Let me know if you need more information.

Thanks.

3 REPLIES 3

nagunixharbor
2,926 Views

Matt,

It seems to me that there are a few critical details missing in regards to what you're trying to do.  You didn't mention port speed for your switches.  You mentioned VMware and 1g ports is a bare minimum for vMotion.  ( You also did not mention if you plan to use standalone ESXi hosts or clustered)  If you have 1g ports you might have to vif a few ports to get the vMotion performance your environment requires.  Of course there are the requirements of your production network too and you'll need a few ports for that too.  So switch/port speed is a huge issue if you are going NFS for Vmware.  VMDK size will also play into that as well.  So since you have a 2040 and those units don't come with a lot of nics you might have to sacrifice some redundancy.

So consulting VMware best practices for NetApp NFS would probably be a huge help in your planning.

Good luck

TEST_DESIGNS
2,926 Views

Hey.

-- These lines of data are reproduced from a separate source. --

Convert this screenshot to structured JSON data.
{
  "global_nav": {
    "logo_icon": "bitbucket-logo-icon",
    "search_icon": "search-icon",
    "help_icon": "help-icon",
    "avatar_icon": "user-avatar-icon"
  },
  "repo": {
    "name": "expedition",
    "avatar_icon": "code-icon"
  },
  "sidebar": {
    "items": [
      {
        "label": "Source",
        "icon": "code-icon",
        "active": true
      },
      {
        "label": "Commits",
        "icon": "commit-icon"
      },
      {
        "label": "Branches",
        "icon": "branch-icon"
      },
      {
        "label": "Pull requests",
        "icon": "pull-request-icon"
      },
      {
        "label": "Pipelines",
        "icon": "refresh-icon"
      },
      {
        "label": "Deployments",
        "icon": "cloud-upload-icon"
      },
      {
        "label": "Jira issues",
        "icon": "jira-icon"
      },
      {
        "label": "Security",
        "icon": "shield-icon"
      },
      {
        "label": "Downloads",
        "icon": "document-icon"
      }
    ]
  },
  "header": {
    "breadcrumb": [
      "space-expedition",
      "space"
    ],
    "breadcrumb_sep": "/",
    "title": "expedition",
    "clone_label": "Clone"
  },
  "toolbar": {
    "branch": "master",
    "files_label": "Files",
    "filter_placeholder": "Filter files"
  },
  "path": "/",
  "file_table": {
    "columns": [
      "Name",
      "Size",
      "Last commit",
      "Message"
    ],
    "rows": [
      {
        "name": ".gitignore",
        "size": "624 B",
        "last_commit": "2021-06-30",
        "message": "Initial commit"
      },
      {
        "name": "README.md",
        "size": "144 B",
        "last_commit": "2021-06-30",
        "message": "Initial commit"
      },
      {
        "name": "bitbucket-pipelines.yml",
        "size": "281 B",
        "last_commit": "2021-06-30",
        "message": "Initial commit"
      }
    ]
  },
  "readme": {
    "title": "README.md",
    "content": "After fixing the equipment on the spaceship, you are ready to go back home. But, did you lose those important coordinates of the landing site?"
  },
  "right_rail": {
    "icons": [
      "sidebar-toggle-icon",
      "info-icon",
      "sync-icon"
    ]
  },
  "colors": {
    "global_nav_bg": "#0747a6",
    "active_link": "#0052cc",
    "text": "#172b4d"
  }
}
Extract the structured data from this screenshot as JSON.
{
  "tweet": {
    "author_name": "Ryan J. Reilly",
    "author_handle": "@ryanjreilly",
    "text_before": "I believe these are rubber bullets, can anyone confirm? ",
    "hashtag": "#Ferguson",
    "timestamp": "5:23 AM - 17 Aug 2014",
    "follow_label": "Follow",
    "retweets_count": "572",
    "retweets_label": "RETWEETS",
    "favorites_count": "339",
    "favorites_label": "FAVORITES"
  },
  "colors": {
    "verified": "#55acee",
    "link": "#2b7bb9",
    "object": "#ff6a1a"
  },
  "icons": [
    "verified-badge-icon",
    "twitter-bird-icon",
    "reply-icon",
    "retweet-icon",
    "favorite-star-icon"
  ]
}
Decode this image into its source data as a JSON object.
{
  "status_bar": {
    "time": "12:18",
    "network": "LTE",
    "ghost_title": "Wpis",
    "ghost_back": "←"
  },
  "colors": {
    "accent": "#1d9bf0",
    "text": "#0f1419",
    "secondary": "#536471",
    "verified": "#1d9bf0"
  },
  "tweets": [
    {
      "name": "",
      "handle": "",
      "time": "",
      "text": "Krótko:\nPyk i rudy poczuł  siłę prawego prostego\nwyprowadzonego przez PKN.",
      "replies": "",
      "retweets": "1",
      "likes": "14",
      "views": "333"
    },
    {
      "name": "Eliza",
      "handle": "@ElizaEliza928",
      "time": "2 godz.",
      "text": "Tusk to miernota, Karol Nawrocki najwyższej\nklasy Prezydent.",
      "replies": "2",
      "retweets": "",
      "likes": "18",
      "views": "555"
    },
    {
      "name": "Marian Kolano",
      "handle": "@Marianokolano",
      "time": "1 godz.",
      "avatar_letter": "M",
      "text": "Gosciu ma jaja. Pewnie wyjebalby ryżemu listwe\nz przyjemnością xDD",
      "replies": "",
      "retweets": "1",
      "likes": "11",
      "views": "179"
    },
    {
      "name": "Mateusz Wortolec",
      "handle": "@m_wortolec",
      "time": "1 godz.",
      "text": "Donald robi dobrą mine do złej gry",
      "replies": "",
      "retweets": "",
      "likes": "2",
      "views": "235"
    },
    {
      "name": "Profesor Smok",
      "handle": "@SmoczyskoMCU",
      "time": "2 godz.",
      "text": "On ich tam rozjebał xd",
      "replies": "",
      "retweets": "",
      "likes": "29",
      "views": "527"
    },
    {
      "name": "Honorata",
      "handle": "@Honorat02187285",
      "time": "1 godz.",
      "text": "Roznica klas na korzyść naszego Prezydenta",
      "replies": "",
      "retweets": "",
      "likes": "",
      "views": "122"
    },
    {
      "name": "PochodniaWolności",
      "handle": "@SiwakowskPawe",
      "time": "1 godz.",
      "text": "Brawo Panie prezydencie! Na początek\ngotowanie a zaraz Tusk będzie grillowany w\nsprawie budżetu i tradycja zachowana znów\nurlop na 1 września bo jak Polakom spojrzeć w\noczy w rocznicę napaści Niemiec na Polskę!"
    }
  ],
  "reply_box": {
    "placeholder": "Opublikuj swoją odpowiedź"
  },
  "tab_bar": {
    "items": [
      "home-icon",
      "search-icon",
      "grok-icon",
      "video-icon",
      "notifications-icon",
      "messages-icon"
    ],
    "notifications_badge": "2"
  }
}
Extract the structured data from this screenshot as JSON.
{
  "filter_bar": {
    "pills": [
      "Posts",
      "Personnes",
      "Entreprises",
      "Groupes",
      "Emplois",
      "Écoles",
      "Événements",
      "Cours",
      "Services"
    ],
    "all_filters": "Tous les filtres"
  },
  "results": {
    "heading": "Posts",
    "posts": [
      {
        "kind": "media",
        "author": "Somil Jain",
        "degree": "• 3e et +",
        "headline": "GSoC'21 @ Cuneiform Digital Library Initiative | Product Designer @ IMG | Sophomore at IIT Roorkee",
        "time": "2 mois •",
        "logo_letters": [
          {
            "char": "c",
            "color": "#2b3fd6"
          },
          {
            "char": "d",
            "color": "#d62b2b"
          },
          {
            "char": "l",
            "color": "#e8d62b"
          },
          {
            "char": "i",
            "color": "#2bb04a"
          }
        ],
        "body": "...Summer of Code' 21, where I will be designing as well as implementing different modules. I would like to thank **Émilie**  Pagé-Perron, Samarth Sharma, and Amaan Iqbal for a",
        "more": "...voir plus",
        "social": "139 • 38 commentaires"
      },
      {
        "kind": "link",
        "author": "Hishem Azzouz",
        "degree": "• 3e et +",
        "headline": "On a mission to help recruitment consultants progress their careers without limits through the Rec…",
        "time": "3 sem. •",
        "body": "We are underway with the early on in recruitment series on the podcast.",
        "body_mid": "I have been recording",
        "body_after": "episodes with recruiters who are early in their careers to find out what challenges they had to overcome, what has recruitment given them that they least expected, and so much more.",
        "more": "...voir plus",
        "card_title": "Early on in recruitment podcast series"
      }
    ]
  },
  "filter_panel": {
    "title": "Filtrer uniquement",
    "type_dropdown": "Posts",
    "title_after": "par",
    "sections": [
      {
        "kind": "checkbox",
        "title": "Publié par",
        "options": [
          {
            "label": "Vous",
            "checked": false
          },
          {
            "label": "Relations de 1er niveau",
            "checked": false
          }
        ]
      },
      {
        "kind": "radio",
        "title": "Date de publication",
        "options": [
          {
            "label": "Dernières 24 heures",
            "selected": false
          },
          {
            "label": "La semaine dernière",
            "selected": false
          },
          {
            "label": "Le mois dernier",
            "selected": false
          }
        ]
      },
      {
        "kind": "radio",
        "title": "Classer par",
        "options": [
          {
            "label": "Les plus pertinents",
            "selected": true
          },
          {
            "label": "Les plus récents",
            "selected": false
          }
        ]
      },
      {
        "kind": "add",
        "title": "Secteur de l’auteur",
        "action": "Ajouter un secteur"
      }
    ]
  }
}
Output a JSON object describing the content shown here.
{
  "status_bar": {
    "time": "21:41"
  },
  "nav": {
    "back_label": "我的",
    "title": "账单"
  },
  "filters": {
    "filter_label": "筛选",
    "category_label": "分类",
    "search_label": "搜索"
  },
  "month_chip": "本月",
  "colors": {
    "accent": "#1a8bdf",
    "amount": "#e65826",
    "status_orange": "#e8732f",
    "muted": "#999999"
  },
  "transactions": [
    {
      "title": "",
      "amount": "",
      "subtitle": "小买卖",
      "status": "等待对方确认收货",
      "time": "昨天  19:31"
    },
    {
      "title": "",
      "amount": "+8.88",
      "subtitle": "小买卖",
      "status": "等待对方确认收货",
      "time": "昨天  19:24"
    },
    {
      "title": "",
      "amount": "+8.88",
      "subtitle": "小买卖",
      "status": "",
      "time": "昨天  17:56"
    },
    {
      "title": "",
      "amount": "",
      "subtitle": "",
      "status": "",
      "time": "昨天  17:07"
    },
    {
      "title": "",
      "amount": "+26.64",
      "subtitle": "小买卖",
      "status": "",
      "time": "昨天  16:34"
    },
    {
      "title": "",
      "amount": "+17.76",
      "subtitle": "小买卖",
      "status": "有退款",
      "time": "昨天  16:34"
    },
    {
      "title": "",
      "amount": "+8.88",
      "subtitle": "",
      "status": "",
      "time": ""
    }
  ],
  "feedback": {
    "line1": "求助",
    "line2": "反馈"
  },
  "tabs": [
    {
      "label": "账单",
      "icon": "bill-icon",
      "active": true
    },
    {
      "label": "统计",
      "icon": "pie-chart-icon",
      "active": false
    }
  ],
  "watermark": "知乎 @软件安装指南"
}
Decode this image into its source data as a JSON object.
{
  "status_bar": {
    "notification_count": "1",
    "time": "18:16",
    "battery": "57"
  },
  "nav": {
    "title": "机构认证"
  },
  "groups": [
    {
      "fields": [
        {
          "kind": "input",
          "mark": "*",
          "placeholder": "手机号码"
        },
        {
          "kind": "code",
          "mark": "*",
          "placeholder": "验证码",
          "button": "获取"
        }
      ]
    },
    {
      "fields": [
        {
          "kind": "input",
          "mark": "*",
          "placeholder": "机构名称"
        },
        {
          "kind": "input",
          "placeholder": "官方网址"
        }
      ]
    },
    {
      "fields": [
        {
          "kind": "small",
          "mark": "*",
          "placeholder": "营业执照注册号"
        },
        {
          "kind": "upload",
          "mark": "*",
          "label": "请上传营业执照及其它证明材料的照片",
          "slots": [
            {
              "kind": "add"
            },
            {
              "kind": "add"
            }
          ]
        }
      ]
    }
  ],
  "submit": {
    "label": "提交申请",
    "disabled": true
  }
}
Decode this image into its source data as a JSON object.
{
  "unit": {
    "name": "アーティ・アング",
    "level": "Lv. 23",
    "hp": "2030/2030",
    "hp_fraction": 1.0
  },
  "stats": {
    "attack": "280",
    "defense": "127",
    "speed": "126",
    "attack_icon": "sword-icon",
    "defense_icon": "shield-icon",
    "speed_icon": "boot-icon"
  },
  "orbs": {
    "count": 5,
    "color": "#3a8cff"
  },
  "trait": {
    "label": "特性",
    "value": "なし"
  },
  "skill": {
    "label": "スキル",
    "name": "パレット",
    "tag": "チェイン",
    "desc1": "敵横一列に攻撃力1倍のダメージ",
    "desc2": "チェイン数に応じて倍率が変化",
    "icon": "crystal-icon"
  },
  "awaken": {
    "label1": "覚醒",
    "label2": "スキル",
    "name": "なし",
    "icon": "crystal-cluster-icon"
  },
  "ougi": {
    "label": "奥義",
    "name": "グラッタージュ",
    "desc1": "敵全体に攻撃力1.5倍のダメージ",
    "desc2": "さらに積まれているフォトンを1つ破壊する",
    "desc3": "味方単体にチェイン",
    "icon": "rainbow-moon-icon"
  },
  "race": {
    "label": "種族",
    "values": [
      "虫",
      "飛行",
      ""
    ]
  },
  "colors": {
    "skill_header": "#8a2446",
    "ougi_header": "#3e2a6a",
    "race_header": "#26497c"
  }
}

Thanks for the reply. I wasn't sure how much detail NetApp admins needed to comment on some general best practices, and I didn't want to make my post overly long. I have read through the VMware document for NetApp NFS. I'm really looking for NetApp general config info. If you have time and the knowledge, I'd appreciate your comment.

The two SAN switches are 24x1Gb switches with jumbo frames and LACP capability (Juniper EX2200 if you care to know). The VMware servers are indeed clustered. They have 8x1Gb ethernet ports to split between storage and the house network. I was definitely planning to vif a few ports. Just asking what NetApp specific setup you would use to get the most bandwidth possible to the cluster and still provide decent speed to CIFS and redundancy for switch or controller failure. It was made quite clear to me over the past 3 months that the 2040 and its 8 data ports would handle this setup.

The production network is also 1Gb, and there are plenty of ports available.

Just wondering, with the 8 ports available on the 2040, what ports you would vif, what switch you'd connect them to, and how you'd specify failover to the 2040.

Thanks for your time.

radek_kubka
2,926 Views

Hi Matt,

Have you seen this thread: https://communities.netapp.com/message/47811#47811 ? There is a lot of info there.

On a high level, I would probably create two vifs (per controller)- one for NFS, one for CIFS - each containing two ports.

It's a pity though your switches for NFS are not stacked, as you won't be able to use cross-stack LACP.